This Fall semester, tea bags will be the stars of FIU Florida Coastal Everglades LTER’s new aptly named citizen science project: LTeaER.
The project will engage local high school students in the Teabag Index mission aiming to create a global soil map of plant material decay rates using tea bags to test the relationship between environment and decay.
Through a unique collaboration between the Florida Coastal Everglades (FCE) LTER program, FIUTeach, the Everglades Foundation, and Miami Dade County Public Schools (MDCPS), students will examine the factors affecting decomposition along the Shark River and Taylor River Sloughs of Everglades National Park.
With guidance from their teachers and mentors, students in FIUteach partner schools will deploy two different types of tea bags in their schoolyards and/or backyards and calculate their decomposition rates 2-3 months later. Students will then compare these decomposition rates with the rates of teabags deployed by their teachers in the Everglades, offering them the opportunity to learn about this concept in a unique, hands-on way.
In addition to serving as a powerful educational tool for students, this data will later be submitted to the Teabag Index where scientists from Utrecht University and Umeå University will use it to provide vital information on the global carbon cycle and improve climate modeling.
On par with the ingenuity of the project itself, the teachers participating in it- two of whom have received of Research Experience for Teacher (RET) grant awards from National Science Foundation– are no strangers to innovative science education.
Teresal Casal, a Chemistry and Forensics teacher at Felix Varela, has worked with FCE LTER through other RET research projects.

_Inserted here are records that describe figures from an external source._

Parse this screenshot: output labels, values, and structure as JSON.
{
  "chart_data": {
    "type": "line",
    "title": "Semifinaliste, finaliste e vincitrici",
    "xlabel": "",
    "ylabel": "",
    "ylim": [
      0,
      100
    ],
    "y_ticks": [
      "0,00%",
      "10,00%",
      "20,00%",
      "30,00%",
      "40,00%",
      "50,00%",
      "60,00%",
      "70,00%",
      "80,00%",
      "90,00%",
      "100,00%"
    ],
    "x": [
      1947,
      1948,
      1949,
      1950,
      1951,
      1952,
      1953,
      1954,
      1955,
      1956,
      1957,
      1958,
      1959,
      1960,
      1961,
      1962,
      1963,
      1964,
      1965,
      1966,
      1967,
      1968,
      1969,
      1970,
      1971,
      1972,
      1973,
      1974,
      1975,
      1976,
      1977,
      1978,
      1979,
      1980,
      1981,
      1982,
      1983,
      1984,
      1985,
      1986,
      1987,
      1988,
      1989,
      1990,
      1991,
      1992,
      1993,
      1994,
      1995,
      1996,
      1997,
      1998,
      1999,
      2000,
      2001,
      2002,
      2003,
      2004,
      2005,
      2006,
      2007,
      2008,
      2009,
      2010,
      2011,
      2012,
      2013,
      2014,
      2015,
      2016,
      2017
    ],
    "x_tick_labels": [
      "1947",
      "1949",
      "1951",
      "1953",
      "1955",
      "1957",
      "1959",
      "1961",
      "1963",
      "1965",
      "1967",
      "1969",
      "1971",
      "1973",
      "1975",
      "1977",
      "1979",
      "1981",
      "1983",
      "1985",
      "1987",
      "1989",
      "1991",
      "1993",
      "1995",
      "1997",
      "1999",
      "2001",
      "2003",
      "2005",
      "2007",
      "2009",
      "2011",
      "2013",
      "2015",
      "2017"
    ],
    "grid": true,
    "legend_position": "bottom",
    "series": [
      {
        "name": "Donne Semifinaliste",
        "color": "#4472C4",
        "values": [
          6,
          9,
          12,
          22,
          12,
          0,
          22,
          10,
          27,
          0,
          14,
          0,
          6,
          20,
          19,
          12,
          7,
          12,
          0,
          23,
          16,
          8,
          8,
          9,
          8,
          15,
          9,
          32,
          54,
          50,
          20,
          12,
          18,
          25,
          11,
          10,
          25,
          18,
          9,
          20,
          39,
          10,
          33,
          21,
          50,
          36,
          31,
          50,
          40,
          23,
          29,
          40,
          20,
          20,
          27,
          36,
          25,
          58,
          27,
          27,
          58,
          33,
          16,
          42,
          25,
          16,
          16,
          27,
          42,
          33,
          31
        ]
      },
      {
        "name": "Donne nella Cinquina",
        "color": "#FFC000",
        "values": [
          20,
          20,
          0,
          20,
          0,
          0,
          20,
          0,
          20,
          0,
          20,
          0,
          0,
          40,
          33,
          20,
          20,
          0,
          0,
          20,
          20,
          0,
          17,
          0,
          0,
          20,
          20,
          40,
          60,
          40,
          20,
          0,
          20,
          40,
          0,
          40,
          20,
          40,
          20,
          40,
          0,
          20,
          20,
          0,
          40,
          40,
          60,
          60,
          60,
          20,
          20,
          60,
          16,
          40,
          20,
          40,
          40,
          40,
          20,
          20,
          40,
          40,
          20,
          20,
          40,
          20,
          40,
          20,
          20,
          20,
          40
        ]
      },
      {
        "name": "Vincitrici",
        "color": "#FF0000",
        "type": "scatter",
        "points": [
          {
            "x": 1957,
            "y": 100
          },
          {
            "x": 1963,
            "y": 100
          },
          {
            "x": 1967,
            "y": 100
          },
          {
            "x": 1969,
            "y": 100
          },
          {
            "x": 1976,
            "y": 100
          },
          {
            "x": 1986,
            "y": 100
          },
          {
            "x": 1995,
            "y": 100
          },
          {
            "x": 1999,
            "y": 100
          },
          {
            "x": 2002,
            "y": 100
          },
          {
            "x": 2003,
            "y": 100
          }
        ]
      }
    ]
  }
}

Her students have gone on to use their experiences to compete in science fairs, winning several local, state, and international awards. Terri Reyes, an AP Environmental Science and Biology teacher, is a College Board Consultant for the AP Environmental Science Curriculum. Dr. Cristina Whelan, a former Academic Advisor for CASE who now teaches biology at BioTECH, will also be taking part in the project.
Adding to an already impressive team are Patrick Thompson, an FIU graduate in Biomedical Engineering who currently works with the STEM Transformation Institute, FIU Associate Professor and FCE LTER Principal Investigator Dr. John Kominoski, and FCE LTER Education and Outreach Coordinator and Master Teacher FIUteach Nick Oehm.